Я отправился в прихожую, где мы оставили часть пакетов с покупками. Сказать по правде, дома у меня было хоть шаром покати. Да и денег в кармане - едва хватило на чай да на курево. Дед же, даже особо и не спрашивая меня ни о чем, накупил всего чертову прорву, начиная от самого обыкновенного черного хлеба и кончая соком и фруктами. 'Ничего, - подумал я, - это можно принять как плату за проживание'.
Когда я принес на кухню остававшиеся в прихожей пакеты дед Иван уже покончил с чисткой картошки. Велев мне бросить в бульон с курицей пару горошин перца, он начал столь же ловко все тем же ножичком вырезать в картофелинах вдоль центральной длинной оси отверстия длиной и толщиной с палец. Продырявив таким образом все картофелины, он велел мне бросить в куриный бульон пару лавровых листьев.
- Теперь достань сковороду, поставь ее на средний огонь и налей в нее растительного масла.
Распорядившись таким образом, дед Иван снова вымыл руки, насыпал на разделочную доску муки, поставил рядом широкую плоскую тарелку и выключил огонь под куриным бульоном.

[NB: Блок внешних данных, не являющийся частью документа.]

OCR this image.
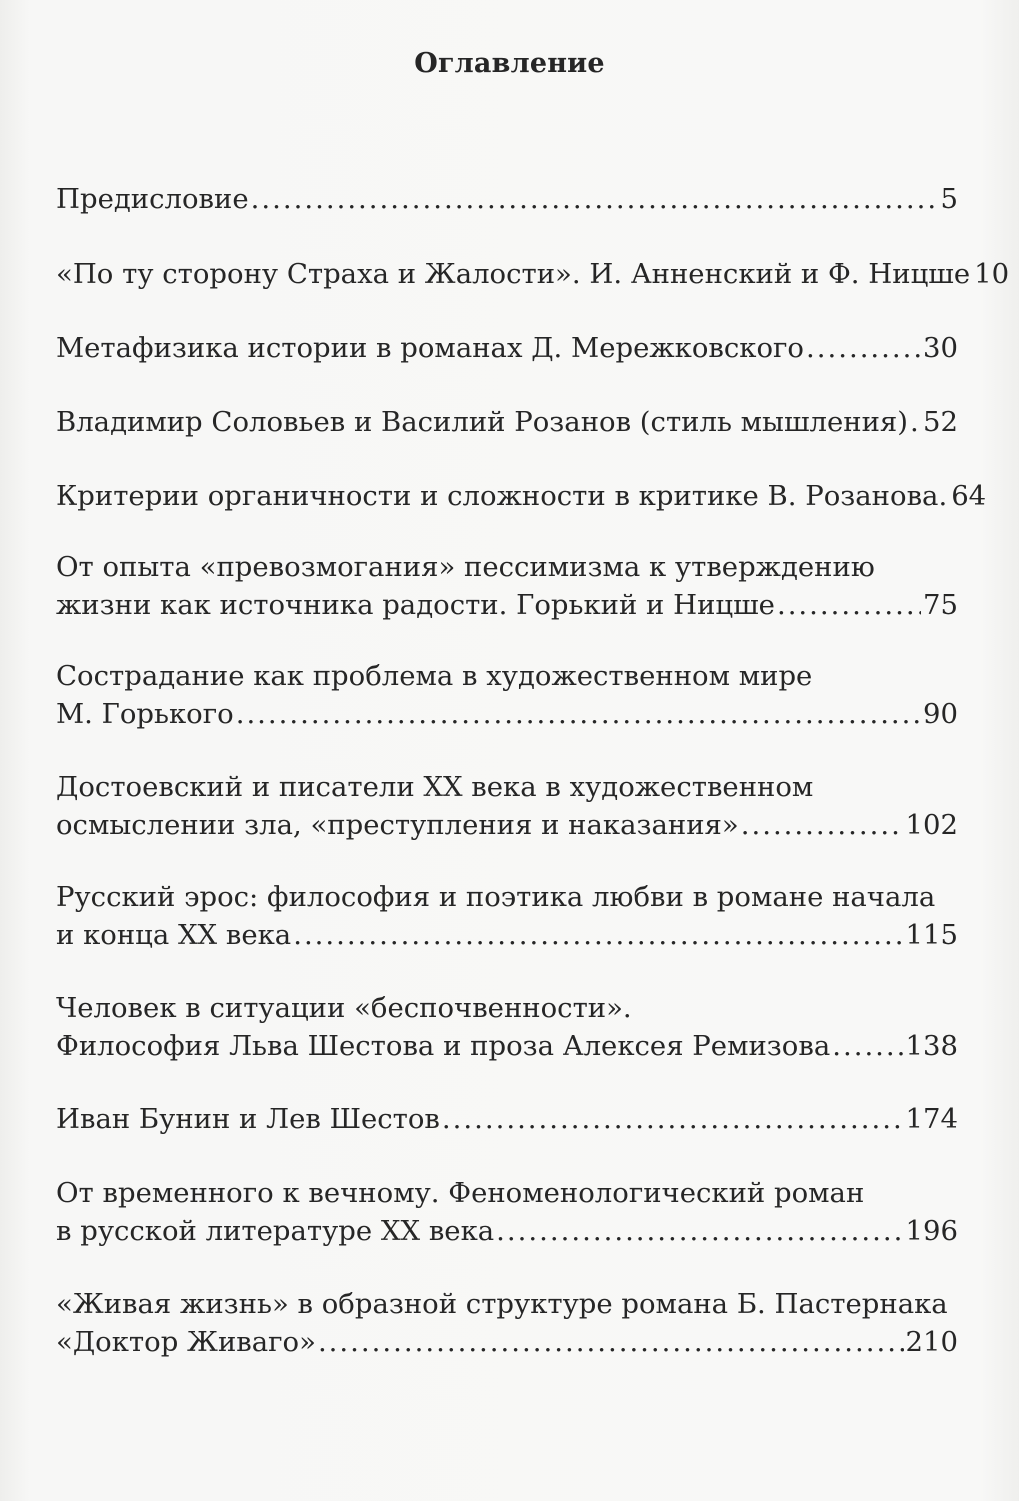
Оглавление
Предисловие .....	5
«По ту сторону Страха и Жалости». И. Анненский и Ф. Ницше 10
Метафизика истории в романах Д. Мережковского .....	30
Владимир Соловьев и Василий Розанов (стиль мышления) ..... 52
Критерии органичности и сложности в критике В. Розанова. 64
От опыта «превозмогания» пессимизма к утверждению
жизни как источника радости. Горький и Ницше .....	75
Сострадание как проблема в художественном мире
М. Горького .....	90
Достоевский и писатели XX века в художественном
осмыслении зла, «преступления и наказания» .....	102
Русский эрос: философия и поэтика любви в романе начала
и конца XX века .....	115
Человек в ситуации «беспочвенности».
Философия Льва Шестова и проза Алексея Ремизова .....	138
Иван Бунин и Лев Шестов .....	174
От временного к вечному. Феноменологический роман
в русской литературе XX века .....	196
«Живая жизнь» в образной структуре романа Б. Пастернака
«Доктор Живаго» .....	210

- Возьми две вилки, достань курицу и положи ее вот на эту тарелку.
Я, разумеется, охотно повиновался.
- Теперь отделяй от курицы кусочки мяса примерно такого же размера как эти картофельные колбаски и подавай мне.

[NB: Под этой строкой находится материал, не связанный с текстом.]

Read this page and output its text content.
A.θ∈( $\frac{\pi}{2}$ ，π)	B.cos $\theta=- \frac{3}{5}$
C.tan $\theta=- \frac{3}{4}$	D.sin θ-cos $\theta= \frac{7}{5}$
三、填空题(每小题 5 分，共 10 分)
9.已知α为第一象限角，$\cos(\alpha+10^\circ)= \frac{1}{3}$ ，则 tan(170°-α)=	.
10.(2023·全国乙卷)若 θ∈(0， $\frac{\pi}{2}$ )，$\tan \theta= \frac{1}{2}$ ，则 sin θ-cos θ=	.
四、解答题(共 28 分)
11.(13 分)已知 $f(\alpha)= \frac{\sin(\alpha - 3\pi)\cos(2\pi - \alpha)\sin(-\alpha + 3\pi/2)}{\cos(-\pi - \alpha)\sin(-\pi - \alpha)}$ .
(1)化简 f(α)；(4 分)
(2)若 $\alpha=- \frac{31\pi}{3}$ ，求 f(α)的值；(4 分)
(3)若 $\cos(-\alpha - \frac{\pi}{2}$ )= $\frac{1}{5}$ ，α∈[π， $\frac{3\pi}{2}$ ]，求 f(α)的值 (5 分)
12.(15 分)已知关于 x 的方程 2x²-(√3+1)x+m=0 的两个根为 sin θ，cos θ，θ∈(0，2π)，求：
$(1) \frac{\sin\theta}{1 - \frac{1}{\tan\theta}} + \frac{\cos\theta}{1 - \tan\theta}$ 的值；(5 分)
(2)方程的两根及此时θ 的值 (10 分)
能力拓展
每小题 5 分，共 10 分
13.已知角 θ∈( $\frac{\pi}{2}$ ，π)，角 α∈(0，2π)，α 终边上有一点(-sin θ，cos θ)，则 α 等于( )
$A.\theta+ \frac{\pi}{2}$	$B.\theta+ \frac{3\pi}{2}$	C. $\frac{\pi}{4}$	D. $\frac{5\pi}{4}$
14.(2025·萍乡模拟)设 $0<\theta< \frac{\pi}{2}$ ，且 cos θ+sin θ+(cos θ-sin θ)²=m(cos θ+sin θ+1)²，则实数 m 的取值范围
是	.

Набив отверстие первой картофелины куриным мясом, дед Иван заткнул его с обеих сторон отрезанными от колбаски кусочками картофеля, обсыпал всю картофелину плотным слоем муки, обмотал ее несколько раз заранее приготовленной обыкновенной ниткой, - Чтобы нутро не вскрылось, - и положил ее в начавшее уже шипеть на сковородке масло. Та же участь постигла и все остальные картофелины.
- А мукой зачем?
- Чтобы все соки куриные и картофельные так внутри и остались, а не испарились да не растеклись куда не следует.
После этого, накрыв сковородку крышкой и еще немного убавив под ней огонь, дед Иван высыпал все оставшиеся картофельные обрезки в куриный бульон, вынул оттуда оба лавровых листа и выкинул их.

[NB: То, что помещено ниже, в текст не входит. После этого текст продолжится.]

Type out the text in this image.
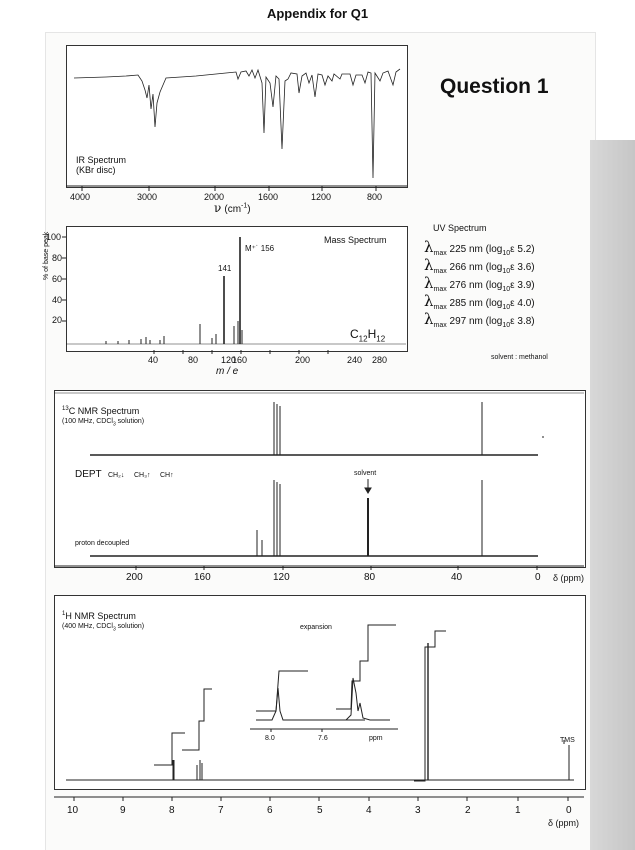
Appendix for Q1
IR Spectrum
(KBr disc)
4000	3000	2000	1600	1200	800
ν $(cm^{-1})$
Question 1
Mass Spectrum
M⁺˙ 156
141
% of base peak
100
80
60
40
20
40	80	120
160	200	240 280
m / e
$C_{12}H_{12}$
UV Spectrum
$\lambda_{max}$ 225 nm ($\log_{10}\varepsilon$ 5.2)
$\lambda_{max}$ 266 nm ($\log_{10}\varepsilon$ 3.6)
$\lambda_{max}$ 276 nm ($\log_{10}\varepsilon$ 3.9)
$\lambda_{max}$ 285 nm ($\log_{10}\varepsilon$ 4.0)
$\lambda_{max}$ 297 nm ($\log_{10}\varepsilon$ 3.8)
solvent : methanol
$^{13}$C NMR Spectrum
(100 MHz, CDCl$_3$ solution)
DEPT CH₂↓ CH₃↑ CH↑	solvent
proton decoupled
200	160	120	80	40	0 δ (ppm)
expansion
8.0	7.6	ppm
$^1$H NMR Spectrum
(400 MHz, CDCl$_3$ solution)
TMS
10	9	8	7	6	5	4	3	2	1	0
δ (ppm)
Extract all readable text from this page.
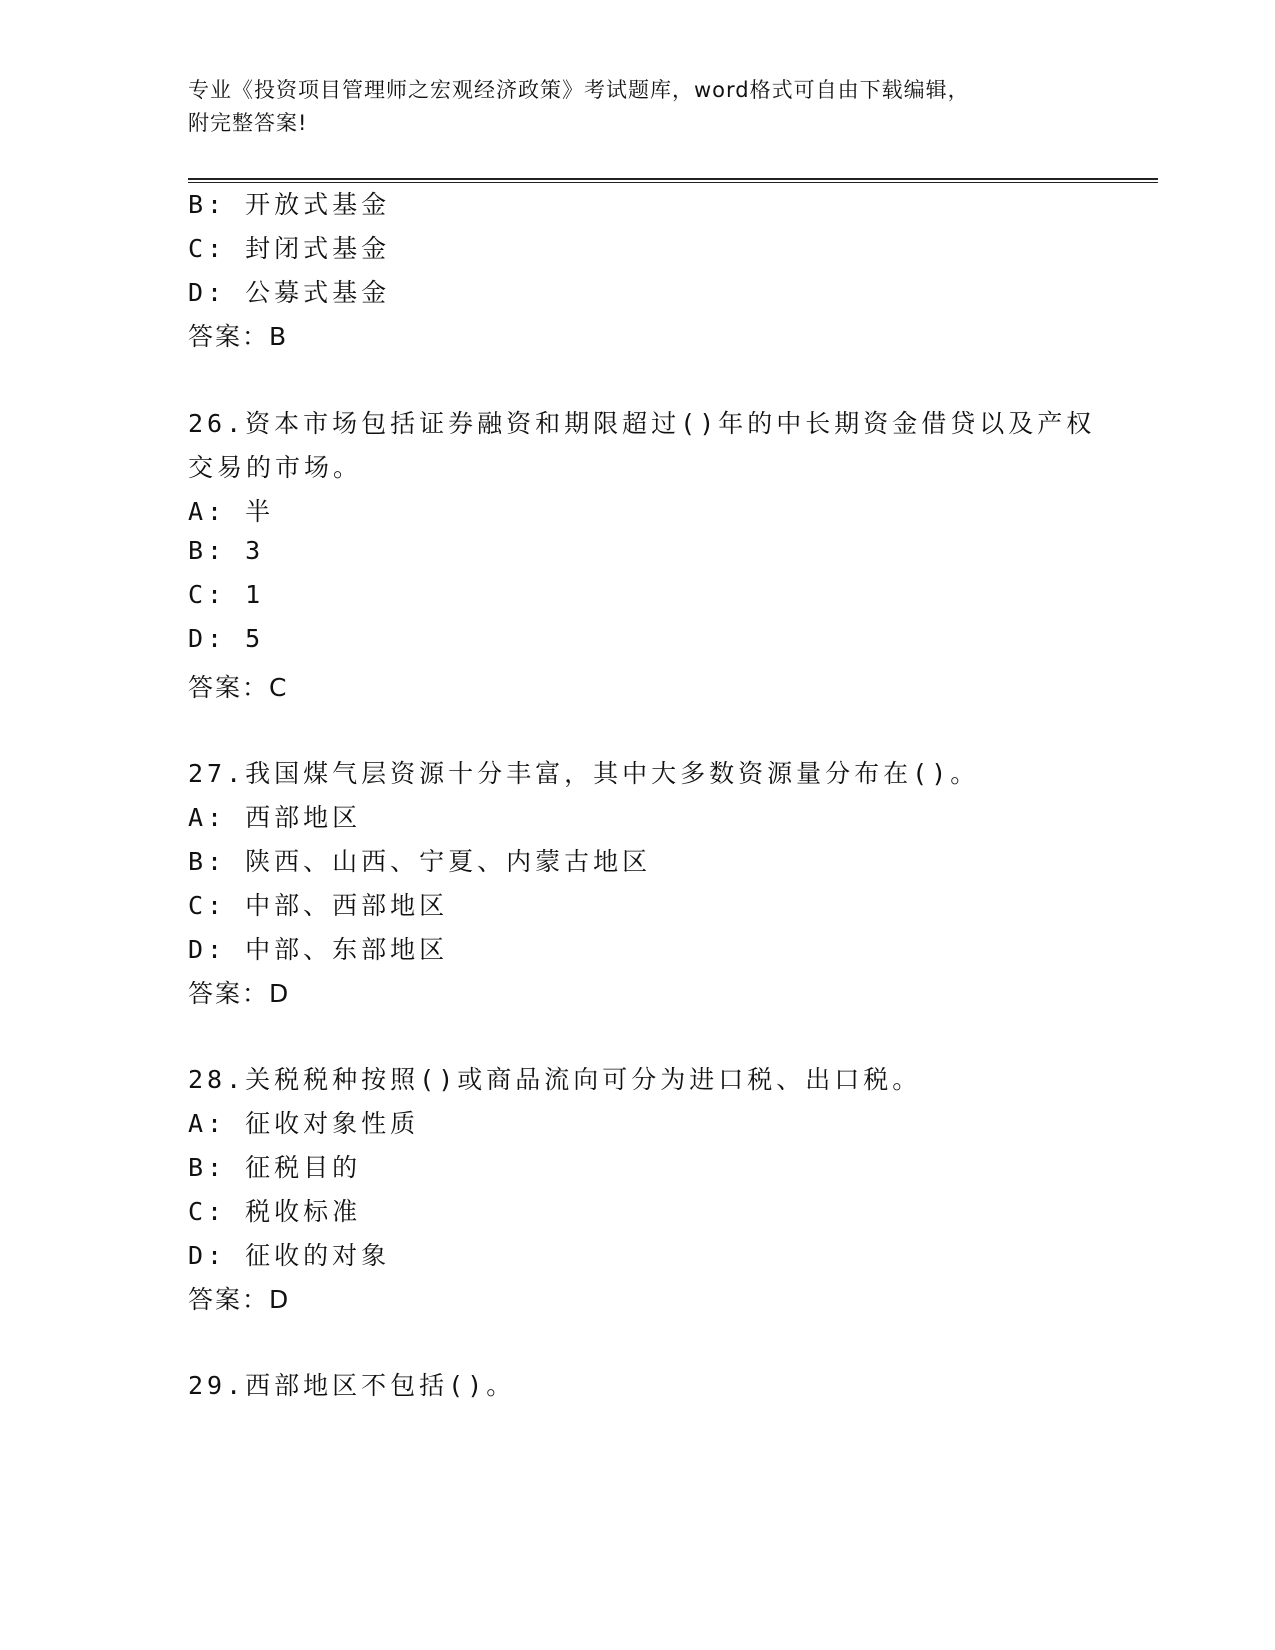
专业《投资项目管理师之宏观经济政策》考试题库，word格式可自由下载编辑，
附完整答案!
B: 开放式基金
C: 封闭式基金
D: 公募式基金
答案：B
26.资本市场包括证券融资和期限超过()年的中长期资金借贷以及产权
交易的市场。
A: 半
B: 3
C: 1
D: 5
答案：C
27.我国煤气层资源十分丰富，其中大多数资源量分布在()。
A: 西部地区
B: 陕西、山西、宁夏、内蒙古地区
C: 中部、西部地区
D: 中部、东部地区
答案：D
28.关税税种按照()或商品流向可分为进口税、出口税。
A: 征收对象性质
B: 征税目的
C: 税收标准
D: 征收的对象
答案：D
29.西部地区不包括()。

- Лавровый лист очень хорошо очищает пищу. Только его следует бросать в бульон лишь за несколько минут до готовности, иначе он весь выварится, и от него не будет совсем никакого прока.
Сказав это, он снова включил под бульоном газ. Как раз к этому моменту я по его просьбе уже помыл, нарезал мелкими кубиками и бросил в тот же бульон морковку.
- Теперь нужна еще одна маленькая сковородочка.
Пока я доставал и мыл давно уже вышедшую из моего употребления маленькую сковородочку мой необычный кулинар быстро и ловко искрошил в мелкую крошку пару крепких репчатых луковиц. После чего все это было обжарено в растительном масле до золотистого блеска.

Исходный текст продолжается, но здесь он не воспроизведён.